Attending a cremation is unlikely to be top of the ‘must do’ list for the average vacationer. But then Bali is far from an average holiday destination. As anyone who venture a few kilometres from the main tourist beaches will discover, this really is the ‘Island of 1,000 temples’ – an understatement if ever there was one. The fabled sea temples of Uluwatu and Tanah Lot, the mother temple of Besakih on the slopes of the sacred Gunung Agung, and the oft-photographed Ulun Danu Bratan temple feature on many a day-trip itinerary. And driving through traditional villages and across swathes of rice terraces can bring many unexpected sights as you come across small temple festival and colourful processions.

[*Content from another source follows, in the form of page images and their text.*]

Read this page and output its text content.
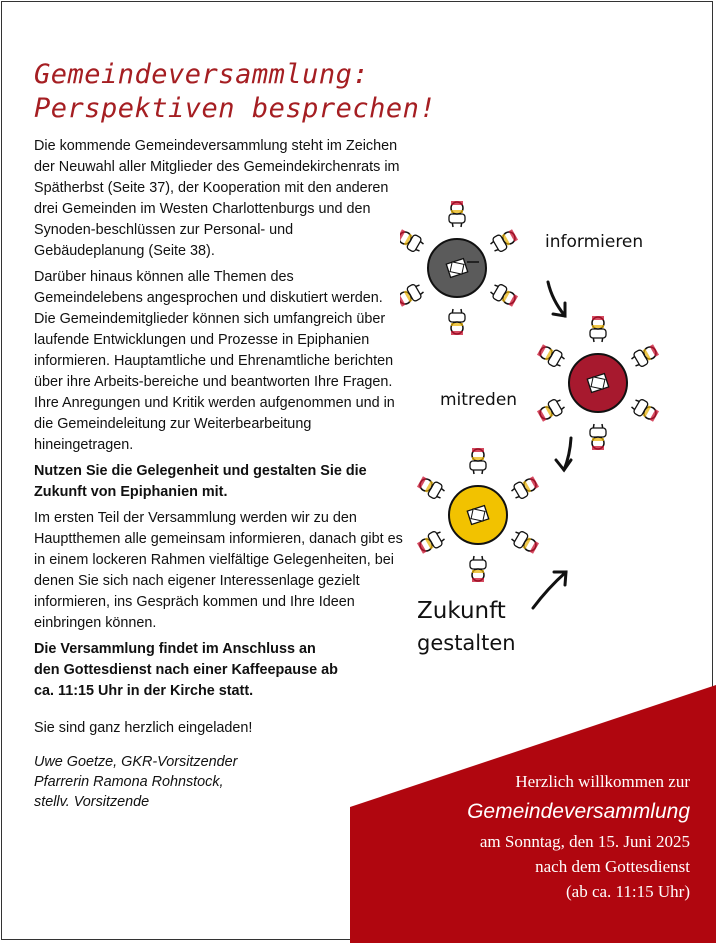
Gemeindeversammlung:
Perspektiven besprechen!

Die kommende Gemeindeversammlung steht im Zeichen der Neuwahl aller Mitglieder des Gemeindekirchenrats im Spätherbst (Seite 37), der Kooperation mit den anderen drei Gemeinden im Westen Charlottenburgs und den Synoden-beschlüssen zur Personal- und Gebäudeplanung (Seite 38).

Darüber hinaus können alle Themen des Gemeindelebens angesprochen und diskutiert werden. Die Gemeindemitglieder können sich umfangreich über laufende Entwicklungen und Prozesse in Epiphanien informieren. Hauptamtliche und Ehrenamtliche berichten über ihre Arbeits-bereiche und beantworten Ihre Fragen. Ihre Anregungen und Kritik werden aufgenommen und in die Gemeindeleitung zur Weiterbearbeitung hineingetragen.

Nutzen Sie die Gelegenheit und gestalten Sie die Zukunft von Epiphanien mit.

Im ersten Teil der Versammlung werden wir zu den Hauptthemen alle gemeinsam informieren, danach gibt es in einem lockeren Rahmen vielfältige Gelegenheiten, bei denen Sie sich nach eigener Interessenlage gezielt informieren, ins Gespräch kommen und Ihre Ideen einbringen können.

Die Versammlung findet im Anschluss an
den Gottesdienst nach einer Kaffeepause ab
ca. 11:15 Uhr in der Kirche statt.

Sie sind ganz herzlich eingeladen!

Uwe Goetze, GKR-Vorsitzender
Pfarrerin Ramona Rohnstock,
stellv. Vorsitzende

informieren
mitreden
Zukunft
gestalten
Herzlich willkommen zur
Gemeindeversammlung
am Sonntag, den 15. Juni 2025
nach dem Gottesdienst
(ab ca. 11:15 Uhr)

Visitors to Bali’s cultural heart in early March found themselves in the right place at the right time to witness something spectacular: the cremation of Anak Agung Niang Agung, the wife of Tjokorda Gde Agung Sukawati (1910-1978), widely known as ‘the King of Ubud.’
“Strange as it seems, it is in their cremation ceremonies that the Balinese have their greatest fun. A cremation is an occasion for gaiety and not for mourning, since it represents the accomplishment of their most sacred duty: the ceremonial burning of the corpses of the dead to liberate their souls so that they may thus attain the higher worlds and be free for reincarnation into better beings”. The words of Mexican artist Miguel Covarrubias ring as true today as when he wrote his Island of Bali book in the 1930s.

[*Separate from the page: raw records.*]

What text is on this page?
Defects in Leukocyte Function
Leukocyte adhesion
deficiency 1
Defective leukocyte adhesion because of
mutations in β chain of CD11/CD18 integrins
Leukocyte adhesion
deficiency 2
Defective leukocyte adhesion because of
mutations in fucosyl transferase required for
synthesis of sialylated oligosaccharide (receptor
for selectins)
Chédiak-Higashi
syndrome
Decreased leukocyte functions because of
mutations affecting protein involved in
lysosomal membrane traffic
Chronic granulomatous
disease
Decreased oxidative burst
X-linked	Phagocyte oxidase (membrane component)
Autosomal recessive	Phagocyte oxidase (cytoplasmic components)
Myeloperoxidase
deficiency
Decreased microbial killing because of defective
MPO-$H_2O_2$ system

A ngaben – literally translated as ‘turn to ash’ – is perhaps the most unique ritual in the unique form of animism-influenced Hinduism followed by the deeply spiritual Balinese, who believe that life, and death, are transitions. Even more elaborate is the pelebon – the cremation ceremony reserved for members of the royal family.
For the preceding three weeks, visitors would have seen intense activity outside Ubud Palace as the community gathered to construct the two enormous structures that are the core of the ceremony: the Bade, an intricately decorated, gravity-defying multi-level tower in which the body is placed and carried from the Palace to the Pura Dalem Puri, and the Lembu, a magnificent black velvet bull sarcophagus, to which the body will be placed for cremation.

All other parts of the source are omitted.